My goal is to join two dataframes from different sources in Python using Pandas and then fill null values in columns with corresponding values in the same column.
The dataframes have similar columns, but some text/object columns may have different values due to variations in the data sources. For instance, the "Name" column in one dataframe might contain "Nick M." while in the other it's "Nick Maison". However, certain columns such as "Date" (formatted as YYYY-MM-DD), "Order ID" (numeric), and "Employee ID" (numeric) have consistent values across both dataframes (we join dataframes based on them). Worth mentioning, some columns may not even exist in one or another dataframe, but should also be filled.
import pandas as pd
# Create DataFrame df1
df1_data = {
'Date (df1)': ['2024-03-18', '2024-03-18', '2024-03-18', '2024-03-18', '2024-03-18', "2024-03-19", "2024-03-19"],
'Order Id (df1)': [1, 2, 3, 4, 5, 1, 2],
'Employee Id (df1)': [825, 825, 825, 825, 825, 825, 825],
'Name (df1)': ['Nick M.', 'Nick M.', 'Nick M.', 'Nick M.', 'Nick M.', 'Nick M.', 'Nick M.'],
'Region (df1)': ['SD', 'SD', 'SD', 'SD', 'SD', 'SD', 'SD'],
'Value (df1)': [25, 37, 18, 24, 56, 77, 25]
}
df1 = pd.DataFrame(df1_data)
# Create DataFrame df2
df2_data = {
'Date (df2)': ['2024-03-18', '2024-03-18', '2024-03-18', "2024-03-19", "2024-03-19", "2024-03-19", "2024-03-19"],
'Order Id (df2)': [1, 2, 3, 1, 2, 3, 4],
'Employee Id (df2)': [825, 825, 825, 825, 825, 825, 825],
'Name (df2)': ['Nick Mason', 'Nick Mason', 'Nick Mason', 'Nick Mason', 'Nick Mason', 'Nick Mason', 'Nick Mason'],
'Region (df2)': ['San Diego', 'San Diego', 'San Diego', 'San Diego', 'San Diego', 'San Diego', 'San Diego'],
'Value (df2)': [25, 37, 19, 22, 17, 9, 76]
}
df2 = pd.DataFrame(df2_data)
# Combine DataFrames
outer_joined_df = pd.merge(
df1,
df2,
how = 'outer',
left_on = ['Date (df1)', 'Employee Id (df1)', "Order Id (df1)"],
right_on = ['Date (df2)', 'Employee Id (df2)', "Order Id (df2)"]
)
# Display the result
outer_joined_df
Here is the output of joined dataframes. Null values colored in yellow should be filled.

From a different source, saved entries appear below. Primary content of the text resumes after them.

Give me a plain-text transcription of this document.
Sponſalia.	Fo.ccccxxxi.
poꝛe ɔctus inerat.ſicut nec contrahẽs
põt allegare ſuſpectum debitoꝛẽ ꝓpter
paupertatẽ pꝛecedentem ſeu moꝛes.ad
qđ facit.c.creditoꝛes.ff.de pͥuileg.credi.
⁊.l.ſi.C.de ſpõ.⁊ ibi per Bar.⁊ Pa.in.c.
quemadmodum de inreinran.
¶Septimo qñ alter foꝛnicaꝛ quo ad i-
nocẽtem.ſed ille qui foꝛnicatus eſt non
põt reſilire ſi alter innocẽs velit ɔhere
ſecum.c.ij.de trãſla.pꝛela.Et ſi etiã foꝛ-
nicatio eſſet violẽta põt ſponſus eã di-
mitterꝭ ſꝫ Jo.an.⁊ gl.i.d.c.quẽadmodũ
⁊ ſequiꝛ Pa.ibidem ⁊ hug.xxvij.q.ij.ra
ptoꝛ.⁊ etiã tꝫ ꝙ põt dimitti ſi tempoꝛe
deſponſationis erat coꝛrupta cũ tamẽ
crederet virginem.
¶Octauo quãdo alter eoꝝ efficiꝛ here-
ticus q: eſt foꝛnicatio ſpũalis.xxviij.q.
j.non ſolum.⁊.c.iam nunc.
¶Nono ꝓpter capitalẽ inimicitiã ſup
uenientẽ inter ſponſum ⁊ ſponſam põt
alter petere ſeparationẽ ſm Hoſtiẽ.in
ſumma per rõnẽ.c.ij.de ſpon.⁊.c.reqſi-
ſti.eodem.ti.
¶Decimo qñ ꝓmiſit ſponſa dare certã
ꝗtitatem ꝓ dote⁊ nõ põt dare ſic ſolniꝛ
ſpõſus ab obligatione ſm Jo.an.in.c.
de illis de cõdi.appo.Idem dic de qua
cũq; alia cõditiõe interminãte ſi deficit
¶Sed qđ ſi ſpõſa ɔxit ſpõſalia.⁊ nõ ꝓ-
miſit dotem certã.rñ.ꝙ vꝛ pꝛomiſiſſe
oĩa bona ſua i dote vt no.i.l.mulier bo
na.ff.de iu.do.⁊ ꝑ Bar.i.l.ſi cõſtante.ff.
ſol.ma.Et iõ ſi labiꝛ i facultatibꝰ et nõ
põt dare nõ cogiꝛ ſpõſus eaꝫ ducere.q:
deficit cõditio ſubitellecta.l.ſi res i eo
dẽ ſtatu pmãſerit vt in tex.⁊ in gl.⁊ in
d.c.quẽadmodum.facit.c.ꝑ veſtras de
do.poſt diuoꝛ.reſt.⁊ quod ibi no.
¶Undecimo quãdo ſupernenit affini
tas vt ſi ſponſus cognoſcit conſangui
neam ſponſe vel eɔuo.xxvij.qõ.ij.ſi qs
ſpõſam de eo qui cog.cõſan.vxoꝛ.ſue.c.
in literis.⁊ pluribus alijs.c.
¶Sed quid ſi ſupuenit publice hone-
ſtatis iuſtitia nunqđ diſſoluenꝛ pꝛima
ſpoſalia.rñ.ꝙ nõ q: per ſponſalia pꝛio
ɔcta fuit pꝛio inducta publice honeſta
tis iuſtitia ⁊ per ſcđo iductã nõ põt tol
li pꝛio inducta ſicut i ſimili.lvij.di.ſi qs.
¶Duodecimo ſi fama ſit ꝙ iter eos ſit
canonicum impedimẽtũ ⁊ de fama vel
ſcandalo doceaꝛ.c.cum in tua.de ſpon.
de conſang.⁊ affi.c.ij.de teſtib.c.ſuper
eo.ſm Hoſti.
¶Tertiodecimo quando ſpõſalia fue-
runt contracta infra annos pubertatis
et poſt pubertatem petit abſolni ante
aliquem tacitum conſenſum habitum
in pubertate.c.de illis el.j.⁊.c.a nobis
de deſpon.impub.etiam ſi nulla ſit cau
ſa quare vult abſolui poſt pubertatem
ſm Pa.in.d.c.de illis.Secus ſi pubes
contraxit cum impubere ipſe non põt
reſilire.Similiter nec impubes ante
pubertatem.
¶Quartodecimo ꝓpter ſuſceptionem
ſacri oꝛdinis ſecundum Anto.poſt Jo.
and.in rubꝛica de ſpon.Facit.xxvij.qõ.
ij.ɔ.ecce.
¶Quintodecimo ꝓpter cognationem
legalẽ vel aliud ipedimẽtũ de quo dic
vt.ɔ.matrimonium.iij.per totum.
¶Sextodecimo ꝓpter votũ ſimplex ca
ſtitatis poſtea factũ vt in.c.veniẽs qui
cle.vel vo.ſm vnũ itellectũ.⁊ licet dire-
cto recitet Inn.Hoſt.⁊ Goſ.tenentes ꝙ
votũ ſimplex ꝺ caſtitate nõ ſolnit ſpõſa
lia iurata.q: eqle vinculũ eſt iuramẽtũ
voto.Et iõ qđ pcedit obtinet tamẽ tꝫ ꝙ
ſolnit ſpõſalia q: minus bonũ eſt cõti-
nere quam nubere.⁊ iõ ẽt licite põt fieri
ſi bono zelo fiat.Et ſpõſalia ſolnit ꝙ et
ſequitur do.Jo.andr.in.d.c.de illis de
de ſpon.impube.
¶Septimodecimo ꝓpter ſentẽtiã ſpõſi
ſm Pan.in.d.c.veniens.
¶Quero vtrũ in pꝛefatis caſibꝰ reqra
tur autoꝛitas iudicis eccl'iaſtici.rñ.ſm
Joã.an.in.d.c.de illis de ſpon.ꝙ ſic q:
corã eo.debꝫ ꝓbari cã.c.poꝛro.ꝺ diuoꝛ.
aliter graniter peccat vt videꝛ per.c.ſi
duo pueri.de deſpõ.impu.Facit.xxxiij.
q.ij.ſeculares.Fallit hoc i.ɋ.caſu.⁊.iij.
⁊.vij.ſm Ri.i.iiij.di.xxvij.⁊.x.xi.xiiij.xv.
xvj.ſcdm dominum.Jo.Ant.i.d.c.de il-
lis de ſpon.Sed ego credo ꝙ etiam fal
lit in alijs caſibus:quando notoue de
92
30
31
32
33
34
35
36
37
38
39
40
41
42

I tried below code and it works for Date, Order Id and Employee Id columns as expected (because they are the same across two dataframes and we join based on them), but not for other, because they may have different values. Basically, the logic in this code is if Null, then fill with values from the same row in specified column. However, since values may be different, filled column becomes messy, because it has multiple variations of the same value.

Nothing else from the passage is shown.